8.24.2009

seminars and such

the past few days have been an ongoing orientation that feels somewhat like summer camp.. but classes start tomorrow. none of this team chanting and assemblies on traditions and university pride. i printed my schedule today and realized that all THIRTEEN of my classes are confined to two buildings. being a music major, most of my classes are in the music complex. i only have two classes that aren't music related. they are communications and algebra and they are both in the same building. i'm not too hot on either of those subjects.

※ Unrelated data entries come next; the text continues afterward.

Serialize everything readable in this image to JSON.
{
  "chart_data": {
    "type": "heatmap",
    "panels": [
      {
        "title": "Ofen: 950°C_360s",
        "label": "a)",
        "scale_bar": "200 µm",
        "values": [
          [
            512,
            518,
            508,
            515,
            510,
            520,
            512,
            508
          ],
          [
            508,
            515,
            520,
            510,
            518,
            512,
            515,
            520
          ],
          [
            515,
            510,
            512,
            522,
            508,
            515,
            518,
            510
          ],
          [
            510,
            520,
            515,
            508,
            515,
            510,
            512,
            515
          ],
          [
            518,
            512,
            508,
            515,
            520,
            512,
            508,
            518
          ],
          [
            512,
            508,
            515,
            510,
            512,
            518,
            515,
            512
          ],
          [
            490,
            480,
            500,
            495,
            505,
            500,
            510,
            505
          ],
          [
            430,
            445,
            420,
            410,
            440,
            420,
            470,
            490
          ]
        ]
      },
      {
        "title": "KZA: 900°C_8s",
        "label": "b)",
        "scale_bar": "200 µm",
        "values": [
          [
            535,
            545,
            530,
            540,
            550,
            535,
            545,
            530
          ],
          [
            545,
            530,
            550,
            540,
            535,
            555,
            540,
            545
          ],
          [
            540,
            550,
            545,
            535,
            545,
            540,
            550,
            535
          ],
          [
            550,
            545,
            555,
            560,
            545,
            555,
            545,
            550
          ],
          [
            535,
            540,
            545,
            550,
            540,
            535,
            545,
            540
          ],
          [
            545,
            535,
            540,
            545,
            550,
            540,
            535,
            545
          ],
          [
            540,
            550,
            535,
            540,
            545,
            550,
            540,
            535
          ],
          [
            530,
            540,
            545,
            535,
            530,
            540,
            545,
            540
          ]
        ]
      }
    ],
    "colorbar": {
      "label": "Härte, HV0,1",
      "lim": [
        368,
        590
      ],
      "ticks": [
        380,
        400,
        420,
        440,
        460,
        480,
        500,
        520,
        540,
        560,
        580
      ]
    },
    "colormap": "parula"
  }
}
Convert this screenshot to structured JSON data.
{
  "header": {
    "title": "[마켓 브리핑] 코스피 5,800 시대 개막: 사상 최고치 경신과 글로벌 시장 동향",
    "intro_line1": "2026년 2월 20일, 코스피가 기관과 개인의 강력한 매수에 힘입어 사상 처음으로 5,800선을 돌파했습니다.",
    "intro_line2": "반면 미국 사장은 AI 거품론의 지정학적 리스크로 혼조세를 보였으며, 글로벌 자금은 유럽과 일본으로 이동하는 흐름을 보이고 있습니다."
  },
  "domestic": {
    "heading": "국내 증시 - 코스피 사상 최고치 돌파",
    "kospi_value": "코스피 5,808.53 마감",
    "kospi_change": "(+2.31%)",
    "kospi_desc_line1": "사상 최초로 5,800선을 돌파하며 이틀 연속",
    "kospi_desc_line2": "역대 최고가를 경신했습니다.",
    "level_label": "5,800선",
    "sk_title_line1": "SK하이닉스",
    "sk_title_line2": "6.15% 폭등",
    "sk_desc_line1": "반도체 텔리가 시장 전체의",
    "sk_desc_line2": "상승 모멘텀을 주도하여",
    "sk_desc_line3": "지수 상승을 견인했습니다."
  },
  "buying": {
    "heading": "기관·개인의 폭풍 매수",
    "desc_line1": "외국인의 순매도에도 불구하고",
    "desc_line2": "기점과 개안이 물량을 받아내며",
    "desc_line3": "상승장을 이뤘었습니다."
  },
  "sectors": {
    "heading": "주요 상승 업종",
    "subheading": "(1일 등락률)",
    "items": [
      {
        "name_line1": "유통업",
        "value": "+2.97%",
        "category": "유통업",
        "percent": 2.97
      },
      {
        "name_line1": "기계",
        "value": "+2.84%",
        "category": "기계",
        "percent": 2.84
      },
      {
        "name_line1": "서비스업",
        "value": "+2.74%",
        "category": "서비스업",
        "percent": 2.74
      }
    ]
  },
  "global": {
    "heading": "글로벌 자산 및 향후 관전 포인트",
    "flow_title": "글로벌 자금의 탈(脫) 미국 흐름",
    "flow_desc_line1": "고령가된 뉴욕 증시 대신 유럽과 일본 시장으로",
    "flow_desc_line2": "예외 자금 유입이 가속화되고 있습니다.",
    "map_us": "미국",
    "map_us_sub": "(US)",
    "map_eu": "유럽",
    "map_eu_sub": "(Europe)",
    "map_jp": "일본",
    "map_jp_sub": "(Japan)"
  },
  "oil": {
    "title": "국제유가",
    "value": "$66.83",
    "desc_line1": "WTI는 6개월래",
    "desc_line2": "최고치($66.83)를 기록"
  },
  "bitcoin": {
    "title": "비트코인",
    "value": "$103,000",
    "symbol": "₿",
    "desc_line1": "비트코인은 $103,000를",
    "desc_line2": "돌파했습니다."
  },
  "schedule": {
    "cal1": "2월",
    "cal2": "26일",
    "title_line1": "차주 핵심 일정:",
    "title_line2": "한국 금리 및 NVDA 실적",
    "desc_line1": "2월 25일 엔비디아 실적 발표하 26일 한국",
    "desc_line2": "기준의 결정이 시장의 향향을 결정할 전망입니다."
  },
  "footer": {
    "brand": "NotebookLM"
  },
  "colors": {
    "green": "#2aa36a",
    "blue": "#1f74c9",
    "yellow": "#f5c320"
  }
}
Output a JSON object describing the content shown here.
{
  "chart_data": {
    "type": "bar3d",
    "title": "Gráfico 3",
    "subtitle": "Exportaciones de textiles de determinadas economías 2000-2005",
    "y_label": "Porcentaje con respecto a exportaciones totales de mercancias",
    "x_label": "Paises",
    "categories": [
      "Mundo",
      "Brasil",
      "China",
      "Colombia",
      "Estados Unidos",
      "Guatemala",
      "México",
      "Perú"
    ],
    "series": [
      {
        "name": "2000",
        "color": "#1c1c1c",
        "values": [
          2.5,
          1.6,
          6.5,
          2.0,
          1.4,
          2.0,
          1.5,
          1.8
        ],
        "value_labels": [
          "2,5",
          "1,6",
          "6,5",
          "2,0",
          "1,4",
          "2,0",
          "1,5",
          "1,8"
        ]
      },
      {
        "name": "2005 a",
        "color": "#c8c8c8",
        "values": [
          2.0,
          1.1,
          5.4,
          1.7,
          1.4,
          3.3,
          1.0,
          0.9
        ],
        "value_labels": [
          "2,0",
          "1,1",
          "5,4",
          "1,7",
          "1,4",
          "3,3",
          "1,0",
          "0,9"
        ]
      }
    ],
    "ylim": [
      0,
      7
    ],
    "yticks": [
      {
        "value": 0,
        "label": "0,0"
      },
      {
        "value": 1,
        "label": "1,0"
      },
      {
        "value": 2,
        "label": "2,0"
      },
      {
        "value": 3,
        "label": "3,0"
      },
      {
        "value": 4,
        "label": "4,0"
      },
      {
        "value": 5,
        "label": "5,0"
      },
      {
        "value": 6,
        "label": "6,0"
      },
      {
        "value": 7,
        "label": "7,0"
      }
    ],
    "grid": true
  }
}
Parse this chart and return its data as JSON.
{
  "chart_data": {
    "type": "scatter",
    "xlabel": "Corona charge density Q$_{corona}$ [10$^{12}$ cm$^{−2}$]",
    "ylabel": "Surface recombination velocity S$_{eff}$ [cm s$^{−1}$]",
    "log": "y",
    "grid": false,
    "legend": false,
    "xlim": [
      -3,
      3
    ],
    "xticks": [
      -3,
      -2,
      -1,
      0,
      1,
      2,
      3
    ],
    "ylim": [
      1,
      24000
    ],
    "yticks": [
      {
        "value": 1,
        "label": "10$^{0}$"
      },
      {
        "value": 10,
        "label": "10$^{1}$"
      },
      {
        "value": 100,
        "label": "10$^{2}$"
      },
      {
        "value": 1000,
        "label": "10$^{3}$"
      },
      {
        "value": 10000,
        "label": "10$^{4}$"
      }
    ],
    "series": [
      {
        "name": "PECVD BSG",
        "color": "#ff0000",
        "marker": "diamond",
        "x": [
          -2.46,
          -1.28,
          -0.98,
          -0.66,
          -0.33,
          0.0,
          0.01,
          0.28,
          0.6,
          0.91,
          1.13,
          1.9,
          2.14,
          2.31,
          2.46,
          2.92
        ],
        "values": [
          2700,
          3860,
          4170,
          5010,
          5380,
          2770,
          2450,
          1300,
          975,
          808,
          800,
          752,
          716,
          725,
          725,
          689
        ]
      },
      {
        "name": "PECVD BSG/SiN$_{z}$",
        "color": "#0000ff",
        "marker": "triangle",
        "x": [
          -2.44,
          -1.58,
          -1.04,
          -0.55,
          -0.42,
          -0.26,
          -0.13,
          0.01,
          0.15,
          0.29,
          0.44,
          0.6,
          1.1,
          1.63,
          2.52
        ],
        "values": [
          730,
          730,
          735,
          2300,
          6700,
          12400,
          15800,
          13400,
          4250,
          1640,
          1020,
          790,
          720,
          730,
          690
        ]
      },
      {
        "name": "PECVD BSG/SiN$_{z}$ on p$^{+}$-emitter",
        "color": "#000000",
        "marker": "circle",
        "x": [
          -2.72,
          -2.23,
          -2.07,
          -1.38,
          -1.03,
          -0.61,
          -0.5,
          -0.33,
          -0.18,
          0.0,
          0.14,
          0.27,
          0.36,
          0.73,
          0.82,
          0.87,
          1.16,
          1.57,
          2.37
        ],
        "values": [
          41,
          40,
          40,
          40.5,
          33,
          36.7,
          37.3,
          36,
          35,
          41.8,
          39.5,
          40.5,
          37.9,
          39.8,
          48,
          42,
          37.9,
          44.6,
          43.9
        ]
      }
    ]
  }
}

listening to alot of rick pino and kari jobe lately. the lyrics speak loud of truth and purity. i'm doing my best to surround myself with all kinds of encouragement. even though i attend a baptist university, i was swiftly made aware of the fact that by no means are all of the students here Christians. so i'm choosing to be somewhat guarded and careful about the people i spend lots of time with. one of the reasons God called me here, i can see now, is to use my LOVE INFLUENCE on campus with everyone that i meet because i have no idea of their background or where they stand in their relationship with the Most High. so why would i ever pass up even the smallest of opportunities to shine His light through my actions, speech, compassion, service? i am choosing to step out in faith- meet people, and love on them. i'm good at that.

His provision is so apparent in my life. i live under the shelter of His wings. it is truly grace: a thing that i do not deserve that i was given. it is truly mercy: not getting the wrath that my actions outside of His perfect and free salvation would afford me. it is truly love: that i fall down and lose focus, that i snap, that i often times forget what and WHO i am living for- and yet He loves me with a passionate and ever pursuing love. nothing on this earth is worth my worry. worthy of my praise. i have an eternal destination. the world is my waiting room- but as i wait- I WILL SERVE. I WILL BRING IN THE HARVEST. I WILL BE A WATCHMAN OF COMPASSION.